Muncul Kasus Covid-19 di Sekolah, KPAI Sarankan PTM di Jakarta Cukup 50 Persen

muhammad farhan ยท Minggu, 16 Januari 2022 - 16:56:00 WIB
Muncul Kasus Covid-19 di Sekolah, KPAI Sarankan PTM di Jakarta Cukup 50 Persen
PTM di sekolah (foto: istimewa)

JAKARTA, iNews.id – Adanya siswa dan guru yang terjangkit Covid-19 membuat masyakarat mulai khawatir dengan perhelatan Pembelajaran Tatap Muka (PTM) 100 persen. Oleh karenanya, Komisi Perlindungan Anak Indonesia (KPAI) menganjurkan agar Pemerintah Provinsi DKI meninjau kembali PTM 100 persen guna mencegah munculnya klaster sekolah. 

Komisioner KPAI, Retno Listyarti prihatin dikarenakan anak-anak sangat rentan tertular dan menularkan virus Covid-19.

"PTM 100 persen dengan kapasitas 100 persen siswa sangat berpotensi karena bersama-sama berada dalam satu ruangan tertutup selama waktu sekitar 3-5 jam," jelasnya via keterangan tertulis pada Minggu (16/1/2022). 

Retno menilai situasi penyebaran Covid-19 yang cepat di kalangan siswa dan guru tersebut sudah terprediksi oleh KPAI. Hal ini ditenggarai karena masih banyak siswa Sekolah Dasar yang belum mendapatkan vaksin dua dosis lengkap. 

"Sebaiknya Pemprov DKI Jakarta mempertimbangkan untuk PTM 50 persen dahulu sambil menunggu kondisi lebih aman bagi pelaksanaan PTM (100 persen)," tegasnya. 

Selain menyarankan PTM 50 persen, Retno mengimbau kepada Pemprov DKI agar mengevaluasi pelaksanaan PTM 100 persen terhitung sejak 3 Januari lalu. Berdasarkan pengawasan KPAI, Retno menilai jarak antara satu meja dengan meja yang lain yang hanya sekitar 50 cm atau tak sampai 100 cm atau 1 meter. 

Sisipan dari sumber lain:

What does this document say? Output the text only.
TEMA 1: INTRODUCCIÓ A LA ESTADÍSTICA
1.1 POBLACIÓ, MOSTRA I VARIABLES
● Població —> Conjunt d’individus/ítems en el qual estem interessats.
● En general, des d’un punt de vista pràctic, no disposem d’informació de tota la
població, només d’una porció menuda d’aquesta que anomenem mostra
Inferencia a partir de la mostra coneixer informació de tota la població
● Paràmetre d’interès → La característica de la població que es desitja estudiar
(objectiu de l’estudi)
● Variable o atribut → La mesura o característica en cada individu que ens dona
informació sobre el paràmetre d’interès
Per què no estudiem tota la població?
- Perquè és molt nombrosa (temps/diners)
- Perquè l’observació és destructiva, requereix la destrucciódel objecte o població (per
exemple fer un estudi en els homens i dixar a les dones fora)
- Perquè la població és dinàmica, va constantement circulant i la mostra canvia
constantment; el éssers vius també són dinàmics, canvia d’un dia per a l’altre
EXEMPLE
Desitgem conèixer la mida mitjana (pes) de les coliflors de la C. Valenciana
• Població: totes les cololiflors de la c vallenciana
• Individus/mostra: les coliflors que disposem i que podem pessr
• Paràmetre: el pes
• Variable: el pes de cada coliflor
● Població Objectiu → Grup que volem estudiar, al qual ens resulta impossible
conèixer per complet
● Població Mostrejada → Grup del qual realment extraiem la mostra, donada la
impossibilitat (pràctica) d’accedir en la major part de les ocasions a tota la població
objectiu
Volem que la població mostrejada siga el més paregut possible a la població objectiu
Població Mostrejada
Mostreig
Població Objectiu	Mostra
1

Seperti diberitakan sebelumnya, Dinas Kesehatan (Dinkes) DKI Jakarta terus melakukan pengawasan terhadap sekolah- sekolah yang menggelar Pembelajaran Tatap Muka ( PTM ) 100 persen. Pihaknya telah mempersiapkan sistem pengawasan sejak awal PTM dimulai pada Senin 3 Januari 2022.

Demikian disampaikan Kepala Dinas Kesehatan DKI Jakarta Widyastuti. Sistem tersebut untuk mengetahui apakah ada penularan varian Omicron atau tidak. 

"Kami pada saat mulai kebijakan PTM, Dinkes secara aktif menggunakan ACF (Active Chase Finding) sebagai kontrol kita. Jadi kita tidak hanya menunggu sampai sakit jadi ini bentuk perlindungan kepada anak murid kami melakukan ACF kepada sekolah yang sudahdibuka. Apakah terjadi penularan setempat. Angka ACF itu positivity ratenya di bawah 1 persen itu relatif terkendali," ungkap Widyastuti dalam Polemik MNC Trijaya bertajuk 'Bersiap Hadapi Omicron', Sabtu (15/1/2022) kemarin.